О ней хотелось размышлять, ее судьба, привычки, склонности – все было необыкновенно привлекательно. «У женщин вообще нет характера, у них бывают страсти в молодости… потому и так легко изображать их…» – сформулировал он как-то для себя и не раз повторял, и был уверен в этой максиме… Но здесь все было иначе. Его мадам де-Варанс была сильна духом. Но абсолютно слаба в женском ощущении себя – не то что та – подлинная. Она вообще не сознавала, как выяснилось, что может собой нести кому-то радость. (После двух-то браков и родов – числом семь!) Она была невинна, как девочка. И удивлялась всякий раз: и это можно? и это?.. – когда он являл весьма рассеянную, признаться, изобретательность. В минуты страсти – лишь дрожала в ознобе или шептала невнятно… (Его кишиневские чиновницы приучили его к крикам диких кобылиц.)

В последний миг она как-то судорожно сгибала ноги в коленях и бросала их рывком на две стороны. Он удивился: – Что с вами?

– Не знаю, это только с тобой… А что? так нельзя?

Они много говорили в постели. Она была чуть не первой, с кем он в постели еще и говорил… В отличие от прежних коротких сопутниц, она отзывалась тепло о бывших мужчинах своих – то есть мужьях. Никаких других связей у нее не было. – Он был хороший человек! – про одного. Или: – Он любил меня!.. Не входил в мои затеи!.. (про второго.) К первому мужу – Вульфу, кажется, было нечто… подобие любви. Ко второму лишь привычка.

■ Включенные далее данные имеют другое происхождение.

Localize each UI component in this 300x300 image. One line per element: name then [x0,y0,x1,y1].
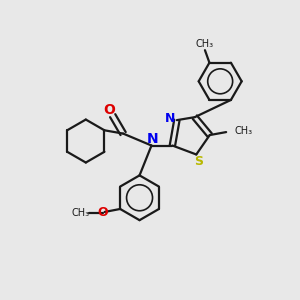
Text: CH₃: CH₃ [71,208,89,218]
Text: O: O [104,103,116,117]
Text: CH₃: CH₃ [235,127,253,136]
Text: N: N [165,112,175,125]
Text: N: N [146,132,158,146]
Text: CH₃: CH₃ [196,39,214,49]
Text: O: O [98,206,108,219]
Text: S: S [194,154,203,167]
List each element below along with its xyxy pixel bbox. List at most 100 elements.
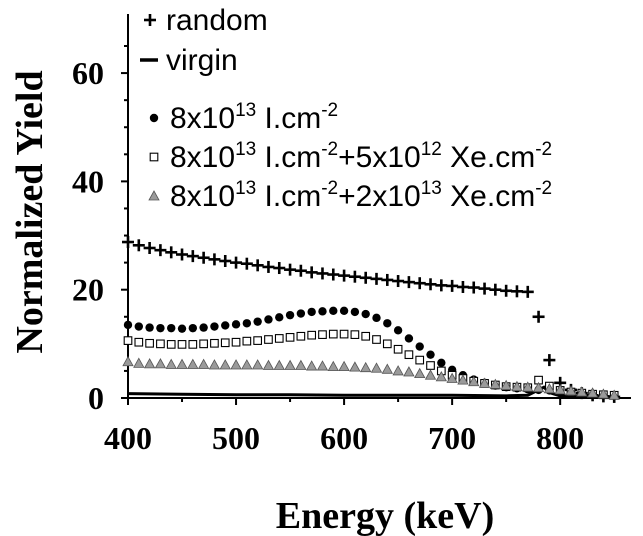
data-point — [338, 360, 350, 371]
data-point — [145, 338, 154, 348]
data-point — [381, 363, 393, 374]
data-point — [327, 268, 340, 281]
y-tick-label: 40 — [72, 163, 104, 199]
data-point — [318, 330, 327, 339]
x-tick-label: 600 — [320, 420, 368, 456]
data-point — [284, 359, 296, 370]
data-point — [231, 320, 241, 329]
data-point — [242, 319, 252, 328]
data-point — [370, 362, 383, 373]
data-point — [210, 322, 219, 331]
data-point — [253, 336, 263, 345]
data-point — [361, 331, 371, 341]
data-point — [372, 313, 381, 323]
data-point — [264, 315, 273, 324]
legend-text-part: +5x10 — [338, 141, 421, 174]
data-point — [565, 385, 577, 396]
data-point — [424, 369, 437, 380]
legend-superscript: 13 — [421, 178, 442, 199]
data-point — [253, 317, 262, 326]
data-point — [318, 307, 327, 316]
data-point — [295, 359, 307, 370]
plot-area — [122, 236, 621, 403]
data-point — [424, 278, 437, 291]
series-0 — [122, 236, 621, 403]
data-point — [489, 283, 502, 296]
data-point — [221, 321, 230, 330]
data-point — [404, 350, 414, 360]
data-point — [176, 358, 188, 369]
legend-superscript: -2 — [321, 100, 338, 121]
x-tick-label: 400 — [104, 420, 152, 456]
legend-text-part: 8x10 — [170, 141, 235, 174]
data-point — [305, 360, 318, 371]
data-point — [327, 360, 339, 371]
data-point — [437, 358, 446, 367]
data-point — [165, 358, 177, 369]
data-point — [510, 285, 523, 298]
data-point — [500, 284, 513, 297]
data-point — [123, 336, 133, 345]
data-point — [208, 253, 221, 266]
legend-text-part: I.cm — [256, 180, 321, 213]
legend-item: 8x1013 I.cm-2 — [149, 100, 338, 135]
data-point — [522, 381, 534, 392]
data-point — [177, 340, 187, 349]
data-point — [446, 372, 458, 383]
data-point — [197, 251, 210, 264]
data-point — [219, 359, 231, 370]
data-point — [274, 334, 284, 343]
data-point — [177, 324, 187, 333]
data-point — [241, 359, 253, 370]
data-point — [156, 323, 165, 333]
data-point — [554, 384, 566, 395]
legend-superscript: -2 — [535, 139, 552, 160]
data-point — [532, 310, 545, 323]
legend-text-part: 8x10 — [170, 102, 235, 135]
data-point — [188, 323, 198, 333]
data-point — [339, 306, 349, 316]
y-tick-label: 20 — [72, 272, 104, 308]
data-point — [393, 326, 403, 335]
data-point — [264, 335, 273, 344]
data-point — [521, 285, 534, 298]
legend-superscript: -2 — [535, 178, 552, 199]
legend-label: 8x1013 I.cm-2+2x1013 Xe.cm-2 — [170, 178, 552, 213]
ticks — [121, 45, 616, 405]
data-point — [597, 388, 610, 399]
data-point — [156, 339, 165, 349]
data-point — [220, 338, 230, 348]
data-point — [262, 260, 275, 273]
data-point — [511, 380, 523, 392]
y-tick-label: 60 — [72, 55, 104, 91]
data-point — [132, 239, 145, 252]
data-point — [426, 350, 435, 359]
data-point — [154, 244, 167, 257]
data-point — [468, 375, 480, 387]
data-point — [188, 340, 198, 349]
data-point — [122, 236, 134, 249]
data-point — [307, 330, 317, 340]
legend-text-part: 8x10 — [170, 180, 235, 213]
data-point — [350, 307, 360, 317]
data-point — [576, 386, 588, 397]
data-point — [285, 332, 295, 342]
axes — [127, 14, 631, 399]
data-point — [370, 272, 383, 285]
data-point — [316, 360, 329, 371]
data-point — [143, 241, 156, 254]
data-point — [134, 337, 144, 347]
legend-marker — [149, 152, 159, 162]
data-point — [296, 331, 306, 341]
series-4 — [122, 355, 620, 400]
x-axis-title: Energy (keV) — [276, 495, 494, 536]
legend-text-part: Xe.cm — [442, 141, 535, 174]
data-point — [251, 359, 264, 370]
legend-label: virgin — [166, 44, 238, 77]
data-point — [122, 355, 134, 367]
data-point — [446, 279, 459, 292]
data-point — [154, 358, 167, 369]
tick-labels: 0 20 40 60 400 500 600 700 800 — [72, 55, 584, 456]
data-point — [456, 280, 469, 293]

Иногда она вдруг прерывалась, чтобы сказать: – Я почему все это говорю? Тебе? Потому что вижу по глазам, что ты переживаешь – то, что я говорю. Зачем? не знаю. Может, чтоб написать еще одну поэму – вроде той, что ты пишешь. Но не все ли равно?.. – Он знал, что он первый человек, с которым она рискует говорить о себе – и, по ее понятиям – смеет говорить.

– Что это вообще… Семья, дом? Сближение тел или сердец… или состояний? Что это за омут такой, в котором люди столь часто не находят себя? Может, ищут – да! Но не находят!.. – И он после сам, оставшись один, старался додумать вслед ее словам.

И правда? что это?.. Унылое воспроизведение себе подобных? – Ищут, да… но не находят! – Он вспоминал Элизу и как они смотрелись с Воронцовым, стоя рядом. Хотелось отвести взор – от дисгармонии. Оттого и бежала к Раевскому, ища спасенья… Потом к нему… Чего искала? что находила? Чего ищут все, наверное. Слияния, понимания? А что больше? Он ей тоже немало успел порассказать о себе – насмешливо и легко, – то есть, пытаясь быть насмешливым и легким. Все, как неглавное – лишь о главном ни слова. Он даже чуть-чуть проговорился о Раевском – без имен, разумеется, и только про нечто демоническое в нем… и какое-то странное влияние, которое манило – и вместе отталкивало и тяготило.